CW 176
Copyright Watch 176
John Walker holds aloft a shiny little disc, and wipes a tear of joy from his eye.
Well, it’s DVDs again folks. Much is brewing in the confused world of Copyright Land over the difficulty these little circles of joy have generated. Let’s just get up to speed.
Europe received its cinema releases of Hollywood films three months later than the US as part of a cheap trick by the distribution studios, meaning they wouldn’t need to print as many reels. After the US run was completed, the reels were cleaned and shipped over here so we could watch the second-hand scratched up versions. We put up with this for years.
VHS presented few problems – the NTSC/PAL divide meant Brits were unlikely to buy a US video cassette. But DVDs weren’t so simple. Unless something was done, it would be possible to import US DVD sellthrough releases before the film had crawled its way to our cinemas. So region coding was invented, aimed to prevent US discs from playing on UK technology. Fortunately, thanks to the tech sellers themselves, such encoding was easily cracked, and multiregion machines defied Hollywood’s rulings. It’s thanks to this that we now occasionally see films released at the same time as America.

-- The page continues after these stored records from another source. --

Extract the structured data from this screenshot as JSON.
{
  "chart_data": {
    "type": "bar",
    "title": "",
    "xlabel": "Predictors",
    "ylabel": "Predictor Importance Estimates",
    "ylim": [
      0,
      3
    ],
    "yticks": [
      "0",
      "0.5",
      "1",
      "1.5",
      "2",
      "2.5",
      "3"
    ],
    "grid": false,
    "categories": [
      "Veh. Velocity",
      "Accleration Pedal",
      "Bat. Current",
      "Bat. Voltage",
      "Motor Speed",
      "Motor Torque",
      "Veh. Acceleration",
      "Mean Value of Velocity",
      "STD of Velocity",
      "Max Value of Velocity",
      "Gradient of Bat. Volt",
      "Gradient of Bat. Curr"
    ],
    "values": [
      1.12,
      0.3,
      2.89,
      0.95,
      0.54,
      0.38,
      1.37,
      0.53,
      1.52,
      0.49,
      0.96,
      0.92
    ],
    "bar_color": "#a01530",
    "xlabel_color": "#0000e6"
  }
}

And it looks like DVDs are now securing another victory. A French court has ruled that the ludicrous Digital Restrictions Management (DRM) enforced by the DMCA prevents owners from exercising their basic rights of ownership. In other words, they’ve said it’s ok to copy DVDs for personal use. This may sound a small deal, but the impact is huge. It makes a mockery of the Digital Millennium Copyright Act (an act so abhorrent that it violates the US constitution and basic human rights).
This news is coincided by rumblings in Hollywood that they may start releasing DVDs at the same time as the film is in the cinema, because despite making record profits in the last year, they must have that little bit more! They’re even talking about /lowering the price/.
DVDs, we salute you. You are changing the world for the better.